Delving into the history of the Achimota Forest Reserve which has necessitated the drafting of E.I.144, Jinapor explained that in 1921, the government of the then Gold Coast, by the certificate of title dated 16th December 1921, under the Public Lands Ordinance 1877, acquired from the Owoo family, the parcel of land on which the Achimota school is situated.
“Subsequent to another certificate of title dated 17th May 1927, the government then acquired from the same family, another tract of land measuring approximately, 479 hectares as an extension of the Achimota school. Although compensation was paid for the 1921 acquisition, compensation was not paid for the 1927 acquisition of the forest reserve which was required to be used as a forest reserve.
“By Order 31 of 1930 dated July 17, 1930, the government, pursuant to its powers under the Forest Act 1927 capped 157 constituted the land acquired in 1927 as a forest reserve for the purposes of fuelwood Plantation for Achimota school since 1930.
“In 1961, the government of the day released portions of land which was acquired in 1927 which had not actually been used for a forest reserve to be used as site for the construction of GIMPA.

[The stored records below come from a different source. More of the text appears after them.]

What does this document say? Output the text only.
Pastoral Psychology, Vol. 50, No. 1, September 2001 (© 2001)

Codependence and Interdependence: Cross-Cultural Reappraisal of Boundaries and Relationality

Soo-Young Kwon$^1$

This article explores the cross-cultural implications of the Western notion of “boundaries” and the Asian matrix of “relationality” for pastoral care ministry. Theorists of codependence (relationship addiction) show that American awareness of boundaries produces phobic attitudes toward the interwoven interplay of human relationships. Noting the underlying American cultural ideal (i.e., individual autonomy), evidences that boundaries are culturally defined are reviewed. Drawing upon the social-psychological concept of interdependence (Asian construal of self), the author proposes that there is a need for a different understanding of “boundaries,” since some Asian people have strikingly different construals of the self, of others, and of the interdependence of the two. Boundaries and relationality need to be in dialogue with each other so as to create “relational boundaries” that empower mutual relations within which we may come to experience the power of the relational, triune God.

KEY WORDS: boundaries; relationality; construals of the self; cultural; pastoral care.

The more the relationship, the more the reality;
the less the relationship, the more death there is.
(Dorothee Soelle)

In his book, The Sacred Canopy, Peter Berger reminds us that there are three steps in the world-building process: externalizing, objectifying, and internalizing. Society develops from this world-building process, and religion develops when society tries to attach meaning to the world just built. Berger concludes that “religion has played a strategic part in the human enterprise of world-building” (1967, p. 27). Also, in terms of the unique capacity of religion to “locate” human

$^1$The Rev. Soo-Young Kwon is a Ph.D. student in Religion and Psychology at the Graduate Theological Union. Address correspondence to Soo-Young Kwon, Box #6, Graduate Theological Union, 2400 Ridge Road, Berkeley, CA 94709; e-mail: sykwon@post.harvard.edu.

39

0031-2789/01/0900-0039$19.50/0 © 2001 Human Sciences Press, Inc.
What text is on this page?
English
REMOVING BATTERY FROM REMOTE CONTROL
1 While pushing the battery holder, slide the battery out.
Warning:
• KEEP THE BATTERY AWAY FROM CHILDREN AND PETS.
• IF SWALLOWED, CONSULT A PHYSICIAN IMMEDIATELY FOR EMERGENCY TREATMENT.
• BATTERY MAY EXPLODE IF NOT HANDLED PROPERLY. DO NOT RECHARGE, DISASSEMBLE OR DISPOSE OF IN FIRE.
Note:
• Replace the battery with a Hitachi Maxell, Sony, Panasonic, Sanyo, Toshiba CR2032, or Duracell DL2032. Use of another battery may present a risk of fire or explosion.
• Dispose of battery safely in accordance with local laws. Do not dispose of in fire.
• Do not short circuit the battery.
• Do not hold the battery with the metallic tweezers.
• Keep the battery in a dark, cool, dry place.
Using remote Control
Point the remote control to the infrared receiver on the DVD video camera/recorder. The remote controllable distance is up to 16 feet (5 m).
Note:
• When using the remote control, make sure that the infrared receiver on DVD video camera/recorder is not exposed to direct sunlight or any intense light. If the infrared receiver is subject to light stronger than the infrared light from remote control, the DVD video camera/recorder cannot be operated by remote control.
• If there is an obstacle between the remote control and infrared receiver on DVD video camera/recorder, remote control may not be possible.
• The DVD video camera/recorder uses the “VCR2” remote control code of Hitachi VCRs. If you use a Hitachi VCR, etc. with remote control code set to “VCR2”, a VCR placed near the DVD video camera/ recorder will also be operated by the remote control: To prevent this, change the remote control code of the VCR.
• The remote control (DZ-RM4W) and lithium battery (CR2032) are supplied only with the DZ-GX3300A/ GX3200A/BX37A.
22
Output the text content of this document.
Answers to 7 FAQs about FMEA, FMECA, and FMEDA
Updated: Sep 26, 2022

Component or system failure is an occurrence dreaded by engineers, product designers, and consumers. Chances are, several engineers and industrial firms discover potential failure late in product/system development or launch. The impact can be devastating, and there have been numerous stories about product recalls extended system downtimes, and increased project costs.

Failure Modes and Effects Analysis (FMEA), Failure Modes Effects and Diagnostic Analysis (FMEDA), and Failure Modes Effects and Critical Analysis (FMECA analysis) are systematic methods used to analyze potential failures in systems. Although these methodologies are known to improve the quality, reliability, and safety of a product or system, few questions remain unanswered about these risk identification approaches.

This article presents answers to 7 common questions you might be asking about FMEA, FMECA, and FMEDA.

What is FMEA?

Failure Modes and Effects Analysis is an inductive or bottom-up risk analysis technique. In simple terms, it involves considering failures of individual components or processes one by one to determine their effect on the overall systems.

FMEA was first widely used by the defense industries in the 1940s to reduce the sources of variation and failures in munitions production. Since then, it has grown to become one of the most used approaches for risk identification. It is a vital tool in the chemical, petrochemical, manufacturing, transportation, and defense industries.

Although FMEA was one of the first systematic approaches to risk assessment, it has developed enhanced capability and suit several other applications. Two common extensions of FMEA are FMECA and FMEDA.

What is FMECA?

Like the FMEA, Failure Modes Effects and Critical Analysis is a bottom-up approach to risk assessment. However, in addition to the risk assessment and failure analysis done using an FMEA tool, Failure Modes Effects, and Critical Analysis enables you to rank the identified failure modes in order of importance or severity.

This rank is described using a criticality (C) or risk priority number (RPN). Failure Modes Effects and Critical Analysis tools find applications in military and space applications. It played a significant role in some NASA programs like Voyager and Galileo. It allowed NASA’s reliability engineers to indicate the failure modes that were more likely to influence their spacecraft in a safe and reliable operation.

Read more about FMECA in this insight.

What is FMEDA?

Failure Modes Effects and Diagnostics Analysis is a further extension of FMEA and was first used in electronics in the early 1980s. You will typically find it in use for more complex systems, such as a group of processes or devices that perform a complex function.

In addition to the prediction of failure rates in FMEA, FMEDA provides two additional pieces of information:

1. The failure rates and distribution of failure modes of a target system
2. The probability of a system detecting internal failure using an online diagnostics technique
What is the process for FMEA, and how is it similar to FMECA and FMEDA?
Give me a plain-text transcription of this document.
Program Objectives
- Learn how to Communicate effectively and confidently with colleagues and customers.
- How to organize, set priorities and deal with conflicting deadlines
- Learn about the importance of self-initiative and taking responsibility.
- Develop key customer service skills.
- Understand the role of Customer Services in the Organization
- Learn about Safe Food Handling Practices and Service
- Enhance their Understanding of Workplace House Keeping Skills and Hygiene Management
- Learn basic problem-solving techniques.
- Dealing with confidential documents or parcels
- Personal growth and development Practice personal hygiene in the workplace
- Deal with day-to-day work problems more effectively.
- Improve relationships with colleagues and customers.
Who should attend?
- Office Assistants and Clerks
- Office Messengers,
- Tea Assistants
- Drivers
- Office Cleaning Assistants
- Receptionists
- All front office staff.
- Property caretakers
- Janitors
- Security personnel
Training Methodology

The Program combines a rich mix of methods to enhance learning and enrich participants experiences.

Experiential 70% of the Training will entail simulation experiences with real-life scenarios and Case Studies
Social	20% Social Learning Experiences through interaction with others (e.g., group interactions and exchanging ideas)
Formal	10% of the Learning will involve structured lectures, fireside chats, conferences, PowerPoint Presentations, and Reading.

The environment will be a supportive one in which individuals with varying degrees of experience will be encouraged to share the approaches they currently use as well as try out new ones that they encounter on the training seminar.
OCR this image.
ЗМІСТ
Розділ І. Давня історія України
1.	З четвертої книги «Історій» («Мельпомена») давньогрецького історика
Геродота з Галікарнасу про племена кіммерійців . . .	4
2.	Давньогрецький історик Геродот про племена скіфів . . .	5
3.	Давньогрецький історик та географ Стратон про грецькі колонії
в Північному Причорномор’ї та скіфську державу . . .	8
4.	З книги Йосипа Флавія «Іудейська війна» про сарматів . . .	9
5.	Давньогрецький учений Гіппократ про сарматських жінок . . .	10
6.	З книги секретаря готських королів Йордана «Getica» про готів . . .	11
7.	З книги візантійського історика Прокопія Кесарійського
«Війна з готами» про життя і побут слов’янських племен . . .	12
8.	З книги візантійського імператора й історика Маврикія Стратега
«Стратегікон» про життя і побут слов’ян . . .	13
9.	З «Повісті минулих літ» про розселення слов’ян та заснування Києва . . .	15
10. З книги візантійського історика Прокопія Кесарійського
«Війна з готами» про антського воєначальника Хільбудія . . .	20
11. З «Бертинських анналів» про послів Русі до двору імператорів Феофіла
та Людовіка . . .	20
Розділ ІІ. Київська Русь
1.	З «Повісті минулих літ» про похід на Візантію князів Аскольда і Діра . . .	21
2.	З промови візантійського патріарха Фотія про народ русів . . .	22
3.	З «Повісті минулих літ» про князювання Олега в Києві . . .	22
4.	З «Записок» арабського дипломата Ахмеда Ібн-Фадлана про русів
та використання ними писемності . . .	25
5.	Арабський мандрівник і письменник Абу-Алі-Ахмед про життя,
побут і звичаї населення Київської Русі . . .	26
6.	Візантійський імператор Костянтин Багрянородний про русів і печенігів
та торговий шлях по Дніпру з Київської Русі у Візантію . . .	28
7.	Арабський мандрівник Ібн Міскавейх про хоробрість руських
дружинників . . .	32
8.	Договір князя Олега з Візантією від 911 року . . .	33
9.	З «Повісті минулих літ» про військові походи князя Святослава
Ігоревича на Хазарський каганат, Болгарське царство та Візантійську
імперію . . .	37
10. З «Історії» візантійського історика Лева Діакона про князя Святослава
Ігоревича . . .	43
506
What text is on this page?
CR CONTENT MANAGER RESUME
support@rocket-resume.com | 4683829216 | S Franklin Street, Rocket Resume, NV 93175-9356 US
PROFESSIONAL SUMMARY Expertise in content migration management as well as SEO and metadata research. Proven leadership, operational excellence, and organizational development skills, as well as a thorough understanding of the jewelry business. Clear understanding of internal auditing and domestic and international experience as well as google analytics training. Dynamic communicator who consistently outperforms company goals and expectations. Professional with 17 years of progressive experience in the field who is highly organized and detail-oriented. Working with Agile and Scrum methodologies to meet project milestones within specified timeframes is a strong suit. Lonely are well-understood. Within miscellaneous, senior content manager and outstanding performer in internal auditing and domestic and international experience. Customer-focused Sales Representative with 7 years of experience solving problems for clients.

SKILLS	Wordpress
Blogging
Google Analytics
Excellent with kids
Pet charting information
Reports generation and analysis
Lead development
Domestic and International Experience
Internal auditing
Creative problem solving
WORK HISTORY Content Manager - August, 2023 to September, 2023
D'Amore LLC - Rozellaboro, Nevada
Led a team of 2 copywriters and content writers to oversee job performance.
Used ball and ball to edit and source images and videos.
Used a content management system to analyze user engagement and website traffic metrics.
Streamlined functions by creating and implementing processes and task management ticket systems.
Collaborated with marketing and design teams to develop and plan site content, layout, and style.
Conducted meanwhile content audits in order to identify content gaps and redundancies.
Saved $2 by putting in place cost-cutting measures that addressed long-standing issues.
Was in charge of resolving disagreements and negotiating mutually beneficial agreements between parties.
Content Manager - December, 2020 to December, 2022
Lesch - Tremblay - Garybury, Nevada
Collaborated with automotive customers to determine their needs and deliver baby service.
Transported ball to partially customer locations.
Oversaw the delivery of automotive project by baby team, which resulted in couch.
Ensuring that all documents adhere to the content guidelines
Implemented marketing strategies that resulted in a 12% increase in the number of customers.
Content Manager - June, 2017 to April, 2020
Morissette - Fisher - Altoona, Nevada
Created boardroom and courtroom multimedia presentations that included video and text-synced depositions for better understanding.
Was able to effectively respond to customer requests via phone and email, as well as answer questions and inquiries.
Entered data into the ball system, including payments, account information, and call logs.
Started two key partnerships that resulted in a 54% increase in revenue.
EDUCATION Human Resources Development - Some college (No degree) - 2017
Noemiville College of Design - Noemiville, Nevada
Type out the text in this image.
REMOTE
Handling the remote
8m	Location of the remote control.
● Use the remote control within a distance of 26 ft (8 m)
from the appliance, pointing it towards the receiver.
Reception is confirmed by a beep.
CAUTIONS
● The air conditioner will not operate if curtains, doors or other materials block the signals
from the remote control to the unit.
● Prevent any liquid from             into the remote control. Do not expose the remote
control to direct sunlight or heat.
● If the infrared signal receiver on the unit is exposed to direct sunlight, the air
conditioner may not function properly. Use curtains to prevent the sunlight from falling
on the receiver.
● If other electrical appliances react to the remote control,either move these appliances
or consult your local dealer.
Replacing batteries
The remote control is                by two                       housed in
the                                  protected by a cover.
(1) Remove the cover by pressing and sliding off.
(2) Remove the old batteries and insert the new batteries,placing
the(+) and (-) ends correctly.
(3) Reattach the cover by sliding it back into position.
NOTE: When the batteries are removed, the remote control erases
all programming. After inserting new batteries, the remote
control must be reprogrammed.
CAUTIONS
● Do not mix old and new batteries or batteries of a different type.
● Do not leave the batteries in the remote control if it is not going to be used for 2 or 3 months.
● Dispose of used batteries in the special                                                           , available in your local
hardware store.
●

The Forestry Commission headquarters land was also carved out of the 1927 acquisition as well as several other installations, he said.
“Following several encroachments on the 1927 forest acquisition, the pre-acquisition owners in 2007 submitted a petition to the then president, HE John Agyekum Kufuor for the release of the portion of the forest reserve adjoining the Tema Motorway. After consultations with the office of the president and the relevant authorities, it was recommended that the portions of the land of the forest reserve which was not used for the Achimota forest as currently constituted, be released to the Owoo family. This culminated in an agreement dated 24th November 2008 between the government acting by the then Ministry of Lands Forestry and Mines and the Owoo family for the grant of a lease of 99 years.
“In 2011, the Owoo family submitted another petition to the then Minister for Lands and Natural resources, Hon Mike Hammah, for the grant of portions of the forest acquisition which has not been used for the Achimota forest as constituted to the Owoo family in lure of compensation for the 1927 acquisition. The Minister constituted a committee chaired by the chairman who was the then Chief Executive Officer of the Forestry Commission, Mr Samuel Dartey to inquire into the legitimacy of the request and its impact on the forest reserve as currently constituted.
“The Committee after its investigation concluded that the request of the Owoo family was legitimate. The Minister then sought executive approval to implement the recommendations of the committee. In September 2013, the then president of the Republic HE John Dramani Mahama gave executive approval for the conversion of the part of the 1927 acquisition which had not been used as a forest reserve to be released to the Owoo family and further granted that the forest reserve itself be converted into an ecotourism park.
“Pursuant to the said executive approval, the forestry commission, acting on behalf of the then-president, HE John Dramani Mahama, executed three leases in September 2013 granting portions of the forest reserve which had not been used as the Achimota forest reserve as currently constituted to the Owoo family for a term of 99 years. The family then registered the land in its name and granted subleases to other private developers with the consent of the Forestry Commission.
“Pursuant to the same executive approval, the Forestry Commission, acting on behalf of the then President of the republic, HE John Dramani Mahama, entered into an agreement with Aikan capital, a limited liability company for the development of the area of the forest into an eco-tourism park. The commission also executed the lease agreement with the company in February 2016 by which 227 hectares of the forest reserve was used by the company to undertake planned development.
“The Owoo family and their grantees were bid to develop the peripheral portions of the land which had already been granted to them and continued to petition the government to release the peripheral portions which continue to be classified as a forest reserve today. Government after assessing the entire situation and based on advice of the forestry commission, that the ecological integrity of the forest reserve will not be compromised by the release, decided to release the peripheral portions of the land from the forest reserve to the Owoo family”.
By E.I. 144, the portions of the land acquired as far back as 1927 for a forest reserve which has not been used for the stated purpose but has been encroached upon, are returned to its original owners, Jinapor explained.
As a way of protecting the forest reserve from the portion being returned to the Owoo family, paragraph three of the EI 144 and the Achimota Firewood Plantation Forest Reserve Amendment Instrument 2022, E. I 154 have been instituted, the Minister added.